Das Treppenhaus ist verbindendes Herzstück des Hauses und dient als Begegnungsort. Die filigrane Stahlkonstruktion erlaubt Durchblicke. Die Wohnungen sind gegenüber dem Treppenhaus ebenfalls offen durch eingelassene Fenster und Türen mit Mattglas.

Ein Areal, viele Genossenschaften
Diese Anliegen waren der Initiativgruppe wichtig, die sich 2018 zusammenfand, um sich für eine Parzelle auf dem Areal zwischen Lothringer-, Becken- und Elsässerstrasse zu bewerben. Das Areal gehört der Stiftung Habitat, die das ehemalige Gewerbegebiet 2013 kaufte und, ähnlich wie schon auf der Erlenmatt Ost, gemeinsam mit Baugenossenschaften entwickelt und bebaut. Dabei sind wiederum besonders innovative nachhaltige Projekte gefragt. Die Stiftung hat sich dafür entschieden, auf einem Teil des Geländes eine grosse Blockrandbebauung mit autofreiem Innenhof zu realisieren; diese sollte aber nicht etwa durch einen einzelnen Bauträger erstellt werden, sondern wurde in elf Kleinparzellen aufgeteilt. Zwei davon nutzt Habitat selbst, die übrigen hat sie an Baugenossenschaften im Baurecht abgegeben.
Abakus zählt zu den Projekten, die mit ihrem Konzept überzeugten. Es ist nicht nur architektonisch aussergewöhnlich, sondern erprobt auf kleinstem Raum auch in Sachen sozialer Nachhaltigkeit interessante Ansätze. «Wir wollten Wohnungen, die sich flexibel – aber ohne bauliche Eingriffe – anpassen lassen, wenn sich die Lebenssituation ändert. Zudem möchten wir auch Menschen mit wenig Geld Zugang zu genossenschaftlichem Wohnraum ermöglichen», sagt Jonathan Hermann. Er gehört zum Team des planenden Büros Stereo Architektur, ist Mit­glied der Initiativgruppe und Vor­stands­mit­glied der Basler Genossenschaft Miets­häuser Syndikat (MHS), der sich Abakus angeschlos­sen hat. Oft sei beides zwar erwünscht, funk­tioniere in der Praxis aber mässig – sind Wohnungen erst einmal gebaut, werden sie nur selten nachträg­lich verändert. Und das bei Neubauten hohe An­teil­scheinkapital können zum Beispiel Studierende und Menschen mit tiefbezahlten Jobs oder Migrationshintergrund nicht aufbringen.

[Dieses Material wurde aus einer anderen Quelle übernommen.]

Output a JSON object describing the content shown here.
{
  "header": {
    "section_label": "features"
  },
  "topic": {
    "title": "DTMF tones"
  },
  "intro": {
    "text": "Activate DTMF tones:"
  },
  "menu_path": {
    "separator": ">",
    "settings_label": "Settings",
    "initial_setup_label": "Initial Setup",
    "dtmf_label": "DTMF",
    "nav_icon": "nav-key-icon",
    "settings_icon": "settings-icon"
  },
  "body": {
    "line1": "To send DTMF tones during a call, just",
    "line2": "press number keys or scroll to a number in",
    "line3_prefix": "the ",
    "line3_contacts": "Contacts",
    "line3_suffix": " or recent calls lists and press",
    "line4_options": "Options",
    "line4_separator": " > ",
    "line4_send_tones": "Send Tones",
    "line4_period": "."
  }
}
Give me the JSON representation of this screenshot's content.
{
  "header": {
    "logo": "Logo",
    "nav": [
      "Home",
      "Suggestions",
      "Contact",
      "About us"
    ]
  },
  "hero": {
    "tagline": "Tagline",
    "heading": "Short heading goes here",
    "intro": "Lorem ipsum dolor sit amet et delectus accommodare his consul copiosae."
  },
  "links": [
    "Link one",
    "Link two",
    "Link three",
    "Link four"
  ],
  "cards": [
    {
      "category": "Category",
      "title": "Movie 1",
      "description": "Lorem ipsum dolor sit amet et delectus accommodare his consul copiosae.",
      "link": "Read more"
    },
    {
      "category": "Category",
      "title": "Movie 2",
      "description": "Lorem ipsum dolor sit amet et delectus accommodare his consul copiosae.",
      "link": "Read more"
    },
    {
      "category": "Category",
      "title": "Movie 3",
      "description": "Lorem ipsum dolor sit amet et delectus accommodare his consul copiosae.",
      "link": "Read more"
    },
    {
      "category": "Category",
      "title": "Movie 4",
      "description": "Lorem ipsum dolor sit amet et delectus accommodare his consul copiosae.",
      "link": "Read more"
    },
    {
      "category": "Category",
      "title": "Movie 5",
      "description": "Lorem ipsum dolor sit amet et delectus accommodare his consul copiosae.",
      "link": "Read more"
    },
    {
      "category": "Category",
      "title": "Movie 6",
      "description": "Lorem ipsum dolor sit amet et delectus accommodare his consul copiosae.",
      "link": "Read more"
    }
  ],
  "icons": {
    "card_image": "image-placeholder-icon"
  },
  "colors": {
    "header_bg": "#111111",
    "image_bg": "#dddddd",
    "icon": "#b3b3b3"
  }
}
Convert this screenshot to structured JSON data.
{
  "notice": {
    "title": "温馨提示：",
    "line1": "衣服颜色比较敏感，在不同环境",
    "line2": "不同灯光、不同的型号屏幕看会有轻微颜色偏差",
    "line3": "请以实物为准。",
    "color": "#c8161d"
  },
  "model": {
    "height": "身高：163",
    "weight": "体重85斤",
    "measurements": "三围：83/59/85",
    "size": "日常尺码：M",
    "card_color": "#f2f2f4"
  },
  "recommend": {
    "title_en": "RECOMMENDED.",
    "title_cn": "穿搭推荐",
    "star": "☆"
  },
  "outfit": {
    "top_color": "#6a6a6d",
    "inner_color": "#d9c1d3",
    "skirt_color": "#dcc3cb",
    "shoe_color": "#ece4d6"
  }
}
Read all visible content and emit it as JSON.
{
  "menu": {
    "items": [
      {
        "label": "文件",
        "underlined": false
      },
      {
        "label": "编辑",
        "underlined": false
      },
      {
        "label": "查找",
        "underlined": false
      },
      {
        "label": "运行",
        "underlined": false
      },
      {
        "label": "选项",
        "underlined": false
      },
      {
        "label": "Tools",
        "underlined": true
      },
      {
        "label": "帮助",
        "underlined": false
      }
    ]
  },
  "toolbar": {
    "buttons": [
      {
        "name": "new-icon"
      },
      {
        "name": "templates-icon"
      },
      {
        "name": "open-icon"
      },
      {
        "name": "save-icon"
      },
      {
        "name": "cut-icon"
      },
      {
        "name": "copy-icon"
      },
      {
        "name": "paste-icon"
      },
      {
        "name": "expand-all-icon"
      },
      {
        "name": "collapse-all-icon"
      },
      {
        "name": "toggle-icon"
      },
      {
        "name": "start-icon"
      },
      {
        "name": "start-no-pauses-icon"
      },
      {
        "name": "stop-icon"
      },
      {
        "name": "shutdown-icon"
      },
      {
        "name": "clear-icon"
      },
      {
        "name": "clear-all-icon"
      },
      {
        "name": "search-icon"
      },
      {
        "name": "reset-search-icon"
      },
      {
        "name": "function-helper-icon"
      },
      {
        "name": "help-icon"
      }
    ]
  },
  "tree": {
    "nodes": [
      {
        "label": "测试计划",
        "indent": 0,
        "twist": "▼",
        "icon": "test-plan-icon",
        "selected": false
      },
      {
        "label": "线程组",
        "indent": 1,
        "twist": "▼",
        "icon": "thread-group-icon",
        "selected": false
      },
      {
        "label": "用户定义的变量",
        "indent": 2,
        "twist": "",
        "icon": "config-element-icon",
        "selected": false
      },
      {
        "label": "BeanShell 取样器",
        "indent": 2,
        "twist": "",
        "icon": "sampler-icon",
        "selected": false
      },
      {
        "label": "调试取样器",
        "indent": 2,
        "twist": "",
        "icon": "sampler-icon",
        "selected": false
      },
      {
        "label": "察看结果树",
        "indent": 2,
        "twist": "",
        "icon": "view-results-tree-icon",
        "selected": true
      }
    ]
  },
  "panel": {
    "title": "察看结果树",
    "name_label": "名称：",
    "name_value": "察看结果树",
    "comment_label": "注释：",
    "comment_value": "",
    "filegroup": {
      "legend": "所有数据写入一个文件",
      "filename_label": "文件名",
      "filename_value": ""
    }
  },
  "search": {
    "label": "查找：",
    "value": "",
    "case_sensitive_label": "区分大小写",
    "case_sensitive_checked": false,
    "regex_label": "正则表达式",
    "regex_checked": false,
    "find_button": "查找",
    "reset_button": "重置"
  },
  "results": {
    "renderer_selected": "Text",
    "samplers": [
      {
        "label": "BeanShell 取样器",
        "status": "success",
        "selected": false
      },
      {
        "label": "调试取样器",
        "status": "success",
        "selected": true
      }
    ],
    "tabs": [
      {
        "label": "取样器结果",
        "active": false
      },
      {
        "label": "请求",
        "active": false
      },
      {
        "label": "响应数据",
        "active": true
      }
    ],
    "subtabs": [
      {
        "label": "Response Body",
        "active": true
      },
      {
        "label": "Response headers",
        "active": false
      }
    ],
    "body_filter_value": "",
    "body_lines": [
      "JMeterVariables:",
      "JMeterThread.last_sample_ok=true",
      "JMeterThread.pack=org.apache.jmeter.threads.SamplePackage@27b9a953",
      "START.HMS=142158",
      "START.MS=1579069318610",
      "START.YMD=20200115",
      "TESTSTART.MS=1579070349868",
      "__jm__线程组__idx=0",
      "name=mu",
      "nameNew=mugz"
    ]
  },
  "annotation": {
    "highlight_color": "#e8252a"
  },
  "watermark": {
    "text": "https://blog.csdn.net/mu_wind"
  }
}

Horizontale und vertikale Wohnformen
Abakus bietet deshalb zwei unterschiedliche Wohnformen an, die sich ergänzen: Das Grundgerüst im schmalen sechsstöckigen Gebäude besteht aus fünf übereinanderliegenden 3½-Zim­mer-Wohnungen mit identischen Grundrissen. Daneben liegt je eine Wohneinheit mit separatem Eingang, zwei Zimmern und einem gemeinsamen Bad. Diese Einheiten bilden über das ganze Gebäude eine vertikale 10-Zim­mer-WG mit Gemeinschaftsraum samt Grossküche im Erdgeschoss. Verbunden wird alles über ein offenes und luftiges Stahltreppenhaus auf der Hofseite, das in die Balkone übergeht und zuoberst in der gemeinsamen Dachterrasse mündet. Es dient nicht nur als Begegnungs- und Aufenthaltszone, sondern hilft auch, die Energiebezugsfläche pro Person zu beschränken – eine der Auflagen von Habitat.
Wächst eine Familie und benötigt mehr Wohn­raum, kann ganz einfach ein WG-Zimmer zugeschaltet werden. Ein Schraubenzieher reicht dafür: In die Türöffnungen sind dicke Platten mit akustischer Dämmung eingefügt, die lediglich losgeschraubt und in der nächsten Türöffnung wieder eingeschraubt werden müssen. «Bei WGs finden ja immer wieder Bewegungen statt. Solche Wechsel lassen sich nutzen, um die Grundwohnungen zu vergrössern oder bei Bedarf auch wieder zu verkleinern», erklärt Hermann. Vierköpfige Parteien können die ganze Etage mieten und haben dann eine 5 ½-Zimmer-Wohnung mit zwei Badezimmern zur Verfügung. Dieser Flexibilität verdankt das Projekt auch seinen Namen: Die Zimmer können genauso leicht verschoben werden wie auf dem alten Abakus-Rechenschieber die Kugeln.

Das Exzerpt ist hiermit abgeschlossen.